Came From Nothing: An Interactive Documentary

Faculty: 
Nassim JafariNaimi
Students: 
Nick Tippens

Came From Nothing is an interactive documentary that chronicles the incredible life story of Benjamin "Big Mouth Ben" Graham, an entrepreneur and motivational entertainer in Atlanta's Historic Sweet Auburn community. Big Mouth Ben overcame 17 years of addiction and homelessness on Auburn Avenue to open, together with his wife Tanya, a convenience store just two blocks from the same bridge under which he once slept. In the spring of 2017, as part of the design and social justice project studio course taught by Professor Nassim JafariNaimi and titled "Sweet Auburn, Birthplace of Ideas," two students set out to capture Ben and Tanya's story in the narrative form of a feature-length documentary film. The film project was successful, premiering to over 100 people from the Sweet Auburn community on May 4th at The APEX Museum, and more recently inspiring hundreds of other people through subsequent screenings at Fulton County Drug Court. With this project, Nick Tippens, one of the documentary film's co-creators, aims to deepen and expand its potential impact by designing an interactive version of the narrative. This digital application creates a new experience for the narrative's audience, affording them agency in their interactions with it, educating them about its issues, and providing them the tools to take action in response to it. By engaging the audience with multimedia forms of its content, the interactive documentary highlights the nuances of the narrative and enriches their understanding of its complexities.

Lab: 
Director: 
Nassim JafariNaimi
Faculty: 
Nassim JafariNaimi
Students: 
Aditya Anupam, Sylvia Janicki

Design and Social Justice Studio brings an interdisciplinary group of faculty and students together to examine the experiential and participatory dimensions of digital media and their relationship to establishing and supporting democratic forms of social interaction. Research at the studio spans both theoretical inquiry and experimental design, situated at the intersection of Design, the Humanities, and Human Computer Interaction.

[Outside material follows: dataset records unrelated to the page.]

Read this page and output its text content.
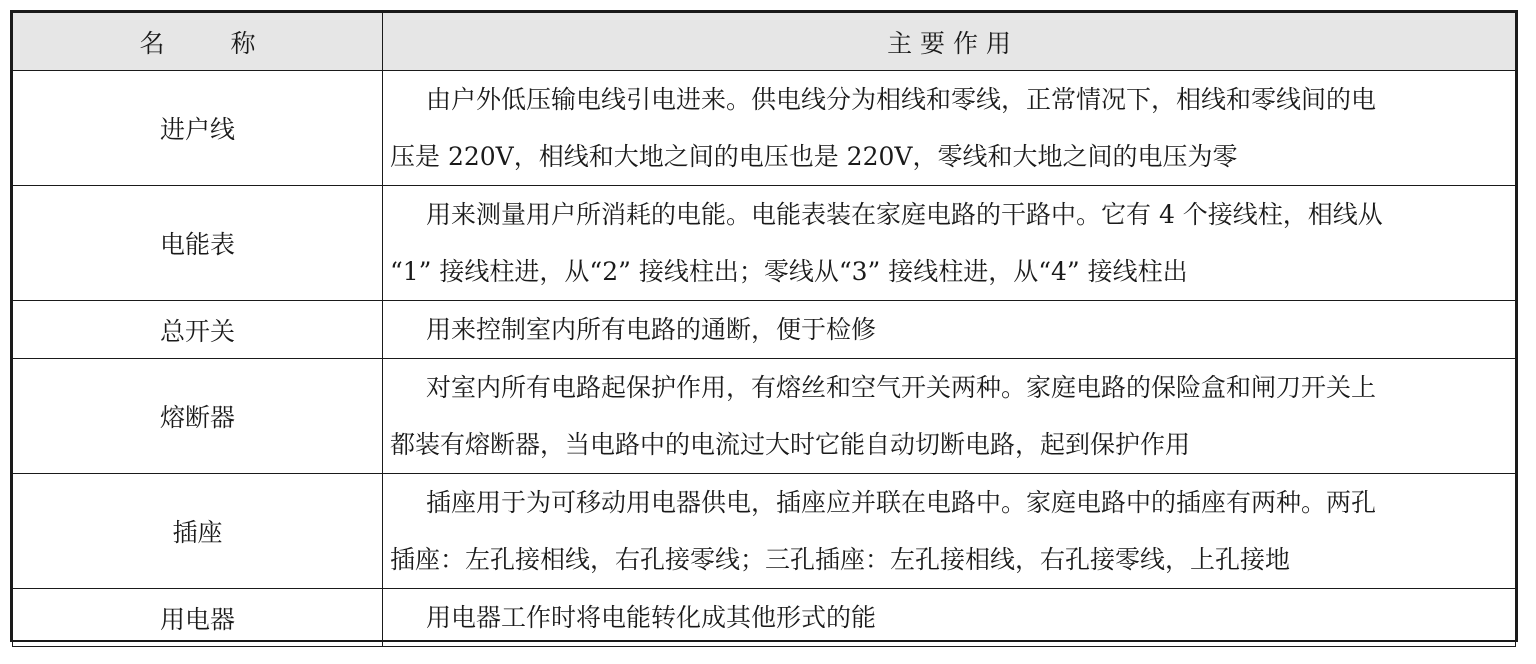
名 称	主 要 作 用
进户线	由户外低压输电线引电进来。供电线分为相线和零线，正常情况下，相线和零线间的电
压是 220V，相线和大地之间的电压也是 220V，零线和大地之间的电压为零

电能表	用来测量用户所消耗的电能。电能表装在家庭电路的干路中。它有 4 个接线柱，相线从
“1” 接线柱进，从“2” 接线柱出；零线从“3” 接线柱进，从“4” 接线柱出

总开关	用来控制室内所有电路的通断，便于检修

熔断器	对室内所有电路起保护作用，有熔丝和空气开关两种。家庭电路的保险盒和闸刀开关上
都装有熔断器，当电路中的电流过大时它能自动切断电路，起到保护作用

插座	插座用于为可移动用电器供电，插座应并联在电路中。家庭电路中的插座有两种。两孔
插座：左孔接相线，右孔接零线；三孔插座：左孔接相线，右孔接零线，上孔接地

用电器	用电器工作时将电能转化成其他形式的能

We design and investigate a variety of design products and services (e.g., locative media, visualizations and mapping, policy media, social and educational media) drawing on a range of design methods and strategies, most notably participatory and co-design methods, ethnographic methods, and experimental designs.

Projects are often in collaboration with other units on campus, other schools, as well as local non-profit organizations. Among current collaborators are Schools of Public Policy and Electrical Engineering at Georgia Tech; the iSchool at the University of British Columbia; Mayo Clinic; and local organizations such as Marcus Autism Center, Children's Healthcare of Atlanta, Fulton County Department of Health, and Central Atlanta Progress.